Yeah, there was one time when I dug up 10-15 earthworms in my school playground and threw them at two girls who constantly bullied me. I was never afraid of earthworms because my grandpa used to tell me often how helpful they are in the garden (he was a mega-green-thumb). Also, on summer solstice we have a tradition to go firefly-hunting at night. Though, we don't have many fireflies, so we don't actually catch them, just look at them and try to hold for a few seconds at most. But I don't like to hold most of the bugs in my hands. Apart from earthworms and ladybugs, I only can hold bumblebees and some beetles and won't mind if a butterfly or a bee lands on me. Wasps make me tense if they land on me, but still tolerable. Anything else will make me shriek loud enough to be heard on the other side of the town.
Tons of times as a kid, bug catching or just observing. I never picked them apart though, just catch and release, like fish. But sometimes there were accidents. Oldest I remember is ladybugs and pillbugs. Prettiest were damselflies, butterflies and moths (there are moths that fly around during the day too y'know, many moths are beautiful. One type looks brown until it unfolds it's wings and then it's an intense pretty orange-y color inside). The most interesting was following the swimming bug, looked like a tiny tiny rowboat, using two legs as oars. Trying to catch it or just follow it while swimming was pretty fun. The most simply fun to have crawl around on my hands were pillbugs, daddy long legs, and ladybugs. Occasionally as an adult to give food to a random neighborhood spider, otherwise I only catch them to put them outside.

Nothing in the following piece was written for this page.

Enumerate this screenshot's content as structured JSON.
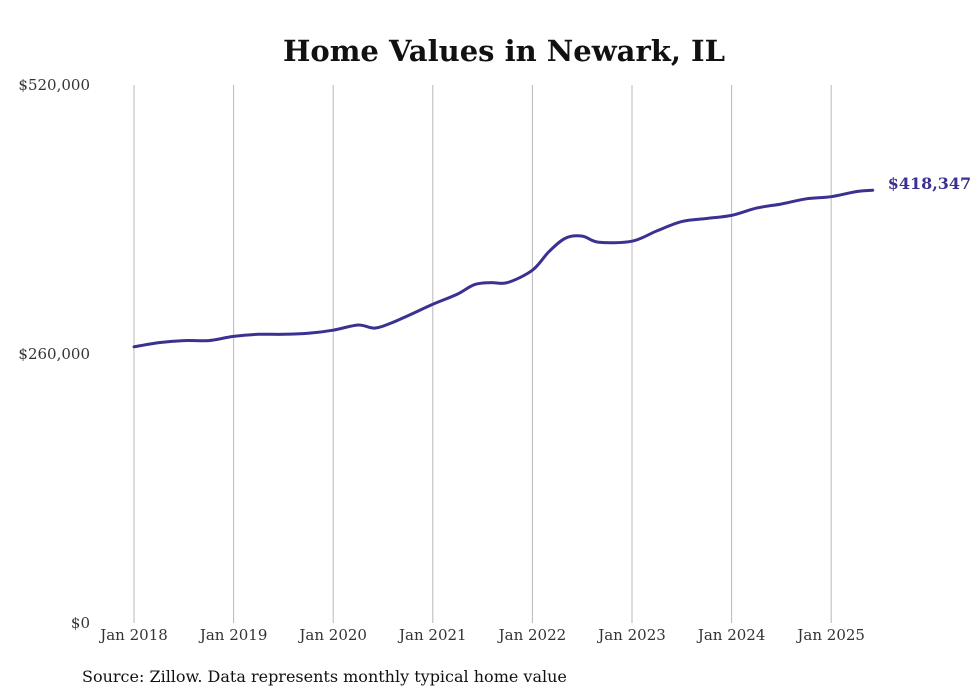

You reminded me of the time I held out my finger and a wasp landed on it. I was super peaceful and calm about the whole thing, and then like a certain disney princess, I raised my arm as if to say, "you are free to go," and it flitted away. And there was another time when I was super bored with nothing to do but wait during a school field trip, so I just played with a tiny bug that kept trying to climb up my finger. I would turn my hand upside down so even when the bug went up it would go down. And then I did the same you are free to go motion and it too flew away. Ah, those were good times. I miss them dearly. But as they say, if you love something, then you must let it go.